Microsoft and Weber were professional in their emails so I don't understand why everyone is pointing fingers at them. Microsoft is a big company and they're just defending the business. C# Express is free so I can understand why they block plugins from running and I don't see anyone else trying to break these rules and turn on stuff that Microsoft wants turned off. Stop complaining or they'll take away C# Express in Orcas.
No, it isn't excluded.
VSIP packages are not supported, but TD.Net is not a VSIP package.
I equate them putting "you can not extend this product" into the express license to me putting a bunch of TV's on my lawn and sticking a sign in the yard
I find all of these posts ammusing. You can't run addins in C# Express. It's technically impossible without hacking something. I tried to get my personal addins running but failed after a day becuase everything is turned off. Grow up and admit that you were caught with your hand in the cookie jar.
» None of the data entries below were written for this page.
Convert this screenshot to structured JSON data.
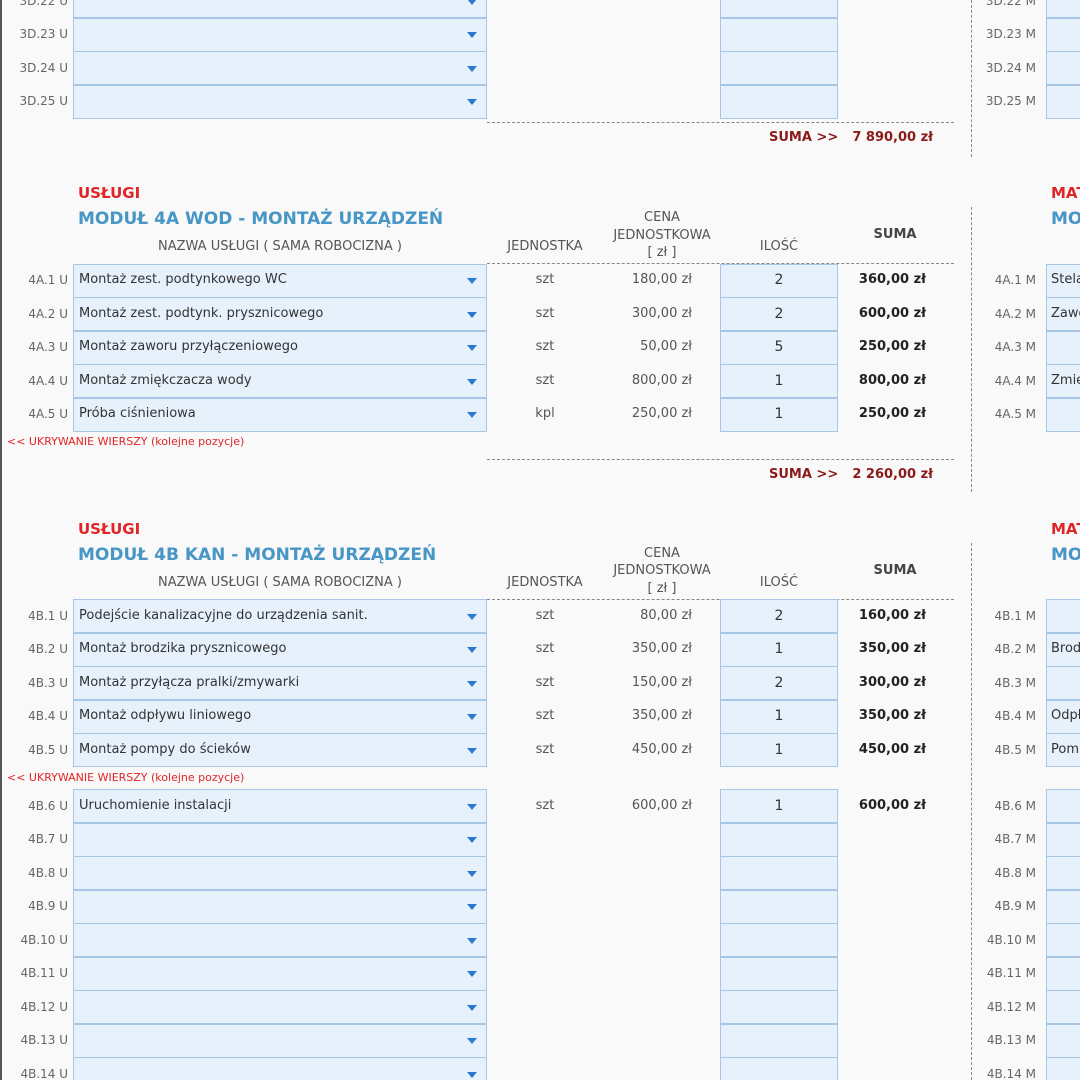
{
  "top": {
    "rows": [
      {
        "label": "3D.22 U"
      },
      {
        "label": "3D.23 U"
      },
      {
        "label": "3D.24 U"
      },
      {
        "label": "3D.25 U"
      }
    ],
    "mat_rows": [
      {
        "label": "3D.22 M"
      },
      {
        "label": "3D.23 M"
      },
      {
        "label": "3D.24 M"
      },
      {
        "label": "3D.25 M"
      }
    ],
    "sum_label": "SUMA >>",
    "sum_value": "7 890,00 zł"
  },
  "modules": [
    {
      "category": "USŁUGI",
      "title": "MODUŁ 4A WOD - MONTAŻ URZĄDZEŃ",
      "headers": {
        "name": "NAZWA USŁUGI ( SAMA ROBOCIZNA )",
        "unit": "JEDNOSTKA",
        "price": [
          "CENA",
          "JEDNOSTKOWA",
          "[ zł ]"
        ],
        "qty": "ILOŚĆ",
        "sum": "SUMA"
      },
      "rows": [
        {
          "label": "4A.1 U",
          "name": "Montaż zest. podtynkowego WC",
          "unit": "szt",
          "price": "180,00 zł",
          "qty": "2",
          "sum": "360,00 zł"
        },
        {
          "label": "4A.2 U",
          "name": "Montaż zest. podtynk. prysznicowego",
          "unit": "szt",
          "price": "300,00 zł",
          "qty": "2",
          "sum": "600,00 zł"
        },
        {
          "label": "4A.3 U",
          "name": "Montaż zaworu przyłączeniowego",
          "unit": "szt",
          "price": "50,00 zł",
          "qty": "5",
          "sum": "250,00 zł"
        },
        {
          "label": "4A.4 U",
          "name": "Montaż zmiękczacza wody",
          "unit": "szt",
          "price": "800,00 zł",
          "qty": "1",
          "sum": "800,00 zł"
        },
        {
          "label": "4A.5 U",
          "name": "Próba ciśnieniowa",
          "unit": "kpl",
          "price": "250,00 zł",
          "qty": "1",
          "sum": "250,00 zł"
        }
      ],
      "hide_note": "<< UKRYWANIE WIERSZY (kolejne pozycje)",
      "sum_label": "SUMA >>",
      "sum_value": "2 260,00 zł",
      "mat_category": "MAT",
      "mat_title": "MO",
      "mat_rows": [
        {
          "label": "4A.1 M",
          "name": "Stela"
        },
        {
          "label": "4A.2 M",
          "name": "Zawo"
        },
        {
          "label": "4A.3 M"
        },
        {
          "label": "4A.4 M",
          "name": "Zmię"
        },
        {
          "label": "4A.5 M"
        }
      ]
    },
    {
      "category": "USŁUGI",
      "title": "MODUŁ 4B KAN - MONTAŻ URZĄDZEŃ",
      "headers": {
        "name": "NAZWA USŁUGI ( SAMA ROBOCIZNA )",
        "unit": "JEDNOSTKA",
        "price": [
          "CENA",
          "JEDNOSTKOWA",
          "[ zł ]"
        ],
        "qty": "ILOŚĆ",
        "sum": "SUMA"
      },
      "rows": [
        {
          "label": "4B.1 U",
          "name": "Podejście kanalizacyjne do urządzenia sanit.",
          "unit": "szt",
          "price": "80,00 zł",
          "qty": "2",
          "sum": "160,00 zł"
        },
        {
          "label": "4B.2 U",
          "name": "Montaż brodzika prysznicowego",
          "unit": "szt",
          "price": "350,00 zł",
          "qty": "1",
          "sum": "350,00 zł"
        },
        {
          "label": "4B.3 U",
          "name": "Montaż przyłącza pralki/zmywarki",
          "unit": "szt",
          "price": "150,00 zł",
          "qty": "2",
          "sum": "300,00 zł"
        },
        {
          "label": "4B.4 U",
          "name": "Montaż odpływu liniowego",
          "unit": "szt",
          "price": "350,00 zł",
          "qty": "1",
          "sum": "350,00 zł"
        },
        {
          "label": "4B.5 U",
          "name": "Montaż pompy do ścieków",
          "unit": "szt",
          "price": "450,00 zł",
          "qty": "1",
          "sum": "450,00 zł"
        }
      ],
      "hide_note": "<< UKRYWANIE WIERSZY (kolejne pozycje)",
      "rows_after": [
        {
          "label": "4B.6 U",
          "name": "Uruchomienie instalacji",
          "unit": "szt",
          "price": "600,00 zł",
          "qty": "1",
          "sum": "600,00 zł"
        },
        {
          "label": "4B.7 U"
        },
        {
          "label": "4B.8 U"
        },
        {
          "label": "4B.9 U"
        },
        {
          "label": "4B.10 U"
        },
        {
          "label": "4B.11 U"
        },
        {
          "label": "4B.12 U"
        },
        {
          "label": "4B.13 U"
        },
        {
          "label": "4B.14 U"
        }
      ],
      "mat_category": "MAT",
      "mat_title": "MO",
      "mat_rows": [
        {
          "label": "4B.1 M"
        },
        {
          "label": "4B.2 M",
          "name": "Brod"
        },
        {
          "label": "4B.3 M"
        },
        {
          "label": "4B.4 M",
          "name": "Odpł"
        },
        {
          "label": "4B.5 M",
          "name": "Pom"
        },
        {
          "label": "4B.6 M"
        },
        {
          "label": "4B.7 M"
        },
        {
          "label": "4B.8 M"
        },
        {
          "label": "4B.9 M"
        },
        {
          "label": "4B.10 M"
        },
        {
          "label": "4B.11 M"
        },
        {
          "label": "4B.12 M"
        },
        {
          "label": "4B.13 M"
        },
        {
          "label": "4B.14 M"
        }
      ]
    }
  ]
}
When I read the blog post I was stunned ast MS, when I read the emails he posted, I was wonering what Jason was thinking. He pulls the express version, then puts it back up. Then wants dll's that are not redistributable. Then wants his MVP back. He is lucky the letter gave him an easy out, most companies would not be so nice. Am I missing something about VS Express? Why do I have VS Professional?
No offense, just my opinion, read the emails.
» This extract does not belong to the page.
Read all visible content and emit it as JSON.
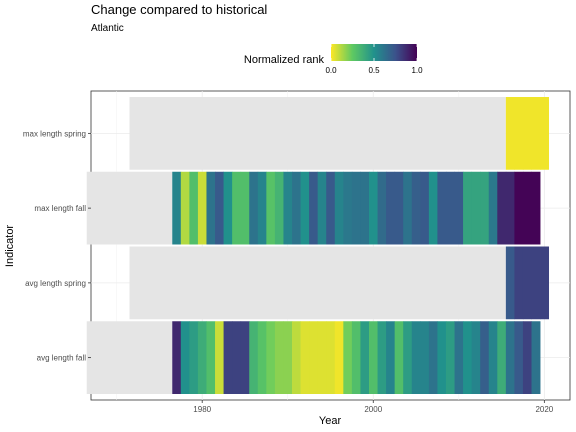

Here's a response from the PM for the Express product:
http://blogs.msdn.com/danielfe/archive/2007/05/31/visual-studio-express-and-testdriven-net.aspx
I've been trying to post to Jamie's blog for 48 hours. Jamie has chosen not to let my posts get through so I'm going to speak my mind on as many blogs as I can. The fact that Jamie let's responses through which support his position all the while deleting posts that question his opinion is the the hypocrisy of "open source communities".
I maintain the internal build tools for our company. We have over 1Mil lines of .Net code in C# localized in 5 languages so you can imagine the challenges in build and deployment. We have custom Add-Ins, MSBuild stuff, old VSIP stuff, Macros and other stuff like autocomplete files. Having debugged why our custom tools don't work on C# Express I can say with 100% certainty that the API's aren't exposed for Express to use Add-Ins without some sort of hacking.
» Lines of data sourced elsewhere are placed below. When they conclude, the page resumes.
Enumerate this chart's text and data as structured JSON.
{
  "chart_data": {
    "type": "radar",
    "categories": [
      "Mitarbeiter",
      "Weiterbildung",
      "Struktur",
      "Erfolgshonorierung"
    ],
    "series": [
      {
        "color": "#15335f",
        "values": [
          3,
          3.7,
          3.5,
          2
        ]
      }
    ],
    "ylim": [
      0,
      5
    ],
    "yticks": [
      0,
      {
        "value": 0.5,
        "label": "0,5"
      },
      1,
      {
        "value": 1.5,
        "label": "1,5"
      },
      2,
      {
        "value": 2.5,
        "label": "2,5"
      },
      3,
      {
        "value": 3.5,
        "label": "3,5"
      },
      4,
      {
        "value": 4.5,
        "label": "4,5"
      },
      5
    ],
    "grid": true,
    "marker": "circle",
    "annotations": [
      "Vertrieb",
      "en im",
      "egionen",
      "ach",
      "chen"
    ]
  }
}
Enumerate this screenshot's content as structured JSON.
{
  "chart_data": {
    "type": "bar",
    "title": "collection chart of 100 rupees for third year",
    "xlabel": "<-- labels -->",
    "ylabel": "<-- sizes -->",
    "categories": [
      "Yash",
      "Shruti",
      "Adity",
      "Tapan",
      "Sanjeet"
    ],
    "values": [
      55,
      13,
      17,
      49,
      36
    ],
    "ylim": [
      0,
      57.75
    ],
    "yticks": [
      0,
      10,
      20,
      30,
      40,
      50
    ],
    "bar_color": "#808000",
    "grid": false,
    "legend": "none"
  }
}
Dan Fernandez just explained how TestDriven works
http://blogs.msdn.com/danielfe/archive/2007/06/01/testdriven-net-and-express-technical-information.aspx?CommentPosted=true#commentmessage
I knew this thing was a hack to use Add-In from the second I read the post. Now I know why Jamie wouldn't post my blog post because it would have exposed him earlier. Thanks to Microsoft for being honest.
Blogs are not a democracy so I'm post this on several hoping that someone open to reality other than Jamie's will let me share my thoughts. It makes me want to start blogging and pis*ses me off. My first post is going to be about Jamie. Time for me to visit userland.
lol Eric, get off of your high horse... Jamie was away for the weekend, but nooo of course it's a conspiracy theory and he's deleting all your posts. Go ahead and "speak your mind on as many blogs as you can" because how would anyone ever get by without your opinion...
PS: Dan's posts were pathetic and riddled with logical fallacies... one just has to read the comments to realize it.